The race, it seems, is on!
The group, as reported by New Scientist, claims it can store a terabyte of data, which is the equivalent of 40 Bluray discs if anyone remembers those, in a gram sized “deoxyribonucleic acid pellet.”
“We are developing next generation technology to store digital information in DNA molecules,” said the company, “our vision is to fit the information content of entire data centers into the palm of your hand.”
And just in time, humans collectively generated 16.1 Trillion gigabytes of digital information in 2016 alone, and that number is expected to increase more than tenfold by 2025 thanks not just to all the selfies we’re taking and cat videos we’re sharing, but also thanks to the huge rise in data center storage requirements.

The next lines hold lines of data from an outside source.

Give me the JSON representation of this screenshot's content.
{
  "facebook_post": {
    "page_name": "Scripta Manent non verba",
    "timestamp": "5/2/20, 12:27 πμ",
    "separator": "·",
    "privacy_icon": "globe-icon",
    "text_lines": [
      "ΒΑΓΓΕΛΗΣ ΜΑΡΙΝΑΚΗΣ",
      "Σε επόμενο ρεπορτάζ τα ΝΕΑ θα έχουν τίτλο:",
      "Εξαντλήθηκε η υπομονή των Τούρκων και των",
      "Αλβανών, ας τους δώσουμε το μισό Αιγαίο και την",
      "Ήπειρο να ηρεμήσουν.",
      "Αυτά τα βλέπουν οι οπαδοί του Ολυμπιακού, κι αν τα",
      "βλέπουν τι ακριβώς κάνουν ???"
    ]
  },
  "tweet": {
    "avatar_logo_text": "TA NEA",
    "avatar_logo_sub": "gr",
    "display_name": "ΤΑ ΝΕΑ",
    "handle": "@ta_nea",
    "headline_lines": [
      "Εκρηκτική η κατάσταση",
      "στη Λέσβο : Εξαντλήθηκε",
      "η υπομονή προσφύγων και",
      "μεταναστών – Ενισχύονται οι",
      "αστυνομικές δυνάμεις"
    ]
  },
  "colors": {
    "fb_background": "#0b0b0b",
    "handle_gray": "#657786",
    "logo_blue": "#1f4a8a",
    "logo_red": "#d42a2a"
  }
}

“We have proven our approach to encoding data in DNA and are in the process of scaling up our platform,” the startup boasts, “the Catalog technology will make it economically attractive to use DNA as a major medium for long term archival of data.”
The technique the company are using dates back at least six years when researchers at Harvard University encoded the text of a 54,000-word book in DNA. Then last year researchers in the US smashed that record when they managed to store a crazy 215 Petabytes in a single gram of DNA. Putting this into perspective this means you could store all of the world’s information in something the size of a shoebox.

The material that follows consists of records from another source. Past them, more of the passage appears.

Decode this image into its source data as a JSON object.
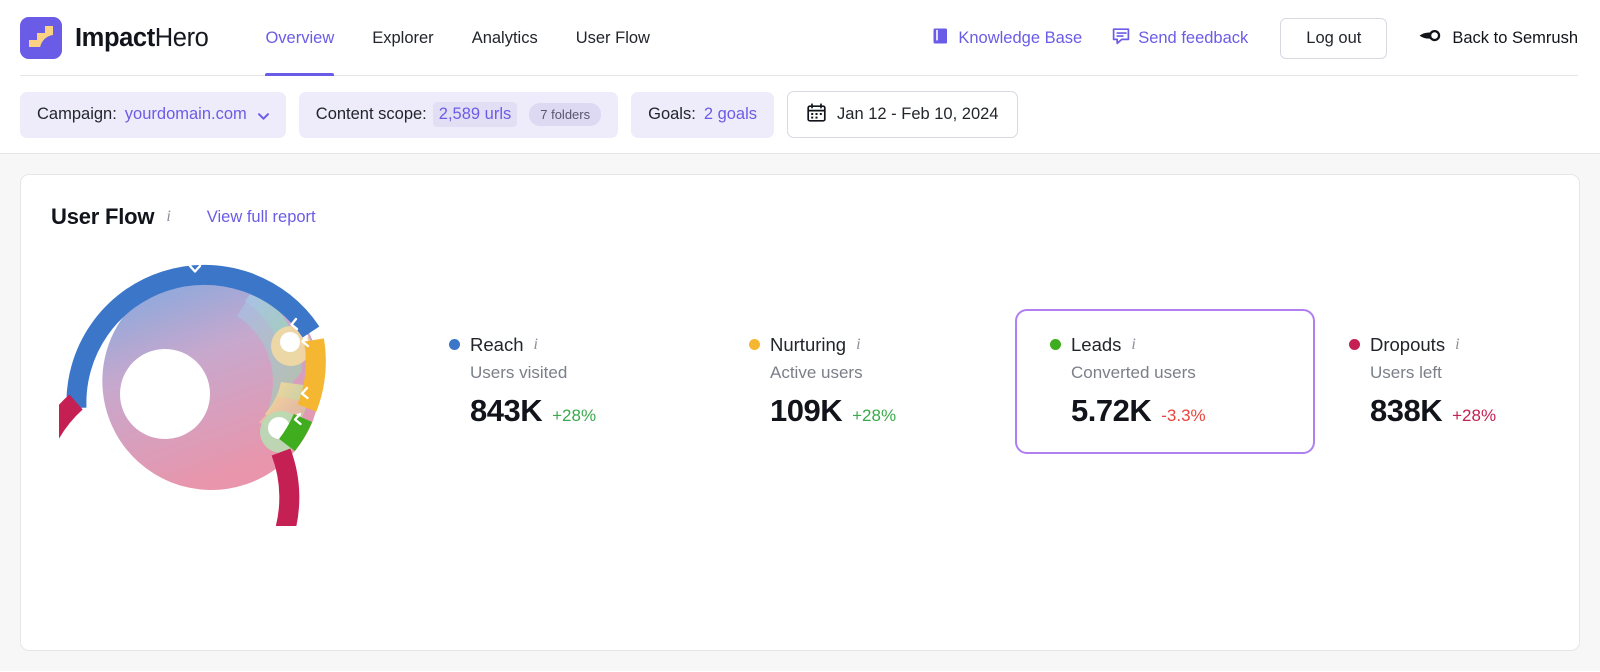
{
  "brand": {
    "name_strong": "Impact",
    "name_light": "Hero",
    "logo_icon": "impact-hero-logo",
    "logo_bg": "#6b5ce7",
    "logo_fg": "#fbd283"
  },
  "nav": {
    "items": [
      {
        "label": "Overview",
        "active": true
      },
      {
        "label": "Explorer",
        "active": false
      },
      {
        "label": "Analytics",
        "active": false
      },
      {
        "label": "User Flow",
        "active": false
      }
    ],
    "accent": "#6b5ce7"
  },
  "header_right": {
    "knowledge_base": {
      "label": "Knowledge Base",
      "icon": "book-icon"
    },
    "send_feedback": {
      "label": "Send feedback",
      "icon": "speech-bubble-icon"
    },
    "logout": {
      "label": "Log out"
    },
    "back_to_semrush": {
      "label": "Back to Semrush",
      "icon": "semrush-comet-icon"
    }
  },
  "filters": {
    "campaign": {
      "label": "Campaign:",
      "value": "yourdomain.com",
      "chevron_icon": "chevron-down-icon"
    },
    "content_scope": {
      "label": "Content scope:",
      "value": "2,589 urls",
      "badge": "7 folders"
    },
    "goals": {
      "label": "Goals:",
      "value": "2 goals"
    },
    "date_range": {
      "value": "Jan 12 - Feb 10, 2024",
      "icon": "calendar-icon"
    }
  },
  "user_flow_card": {
    "title": "User Flow",
    "info_icon": "info-icon",
    "report_link": "View full report",
    "metrics": [
      {
        "name": "Reach",
        "subtitle": "Users visited",
        "value": "843K",
        "delta": "+28%",
        "delta_dir": "up",
        "color": "#3b76c9",
        "highlighted": false,
        "info_icon": "info-icon"
      },
      {
        "name": "Nurturing",
        "subtitle": "Active users",
        "value": "109K",
        "delta": "+28%",
        "delta_dir": "up",
        "color": "#f5b731",
        "highlighted": false,
        "info_icon": "info-icon"
      },
      {
        "name": "Leads",
        "subtitle": "Converted users",
        "value": "5.72K",
        "delta": "-3.3%",
        "delta_dir": "down",
        "color": "#3fad1e",
        "highlighted": true,
        "info_icon": "info-icon"
      },
      {
        "name": "Dropouts",
        "subtitle": "Users left",
        "value": "838K",
        "delta": "+28%",
        "delta_dir": "neg",
        "color": "#c42053",
        "highlighted": false,
        "info_icon": "info-icon"
      }
    ],
    "highlight_border_color": "#b07ff0"
  },
  "chart_data": {
    "type": "pie",
    "title": "User Flow",
    "subtype": "chord-donut",
    "legend_position": "right",
    "categories": [
      "Reach",
      "Nurturing",
      "Leads",
      "Dropouts"
    ],
    "values": [
      843000,
      109000,
      5720,
      838000
    ],
    "display_values": [
      "843K",
      "109K",
      "5.72K",
      "838K"
    ],
    "colors": [
      "#3b76c9",
      "#f5b731",
      "#3fad1e",
      "#c42053"
    ],
    "deltas": [
      "+28%",
      "+28%",
      "-3.3%",
      "+28%"
    ],
    "ring_segments": [
      {
        "name": "Reach",
        "color": "#3b76c9",
        "start_deg": 255,
        "end_deg": 20,
        "share": 0.35
      },
      {
        "name": "Nurturing",
        "color": "#f5b731",
        "start_deg": 20,
        "end_deg": 57,
        "share": 0.1
      },
      {
        "name": "Leads",
        "color": "#3fad1e",
        "start_deg": 57,
        "end_deg": 75,
        "share": 0.05
      },
      {
        "name": "Dropouts",
        "color": "#c42053",
        "start_deg": 75,
        "end_deg": 255,
        "share": 0.5
      }
    ]
  }
}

Catalog wants to launch “industrial scale storage services” for IT companies, the entertainment industry, and the federal government, Wired reported, but just how much this storage will initially cost remains somewhat of a mystery.
As Wired pointed out, writing DNA is an expensive procedure. DNA synthesis companies like Twist Bioscience, for example, who are at the forefront of the DNA synthesis industry, charge 7 to 9 cents per base, which equals “just under $100,000” for a single stored minute of high quality stereo sound.
Naturally Catalog is brainstorming ways, like decoupling the process of writing DNA from encoding it, to keep costs down, and the company is planning its first commercial pilot next year. In the short term though if you want to buy into the service then you might need to pony up over a quarter of a million dollars to store your cat video so you better get saving for it now.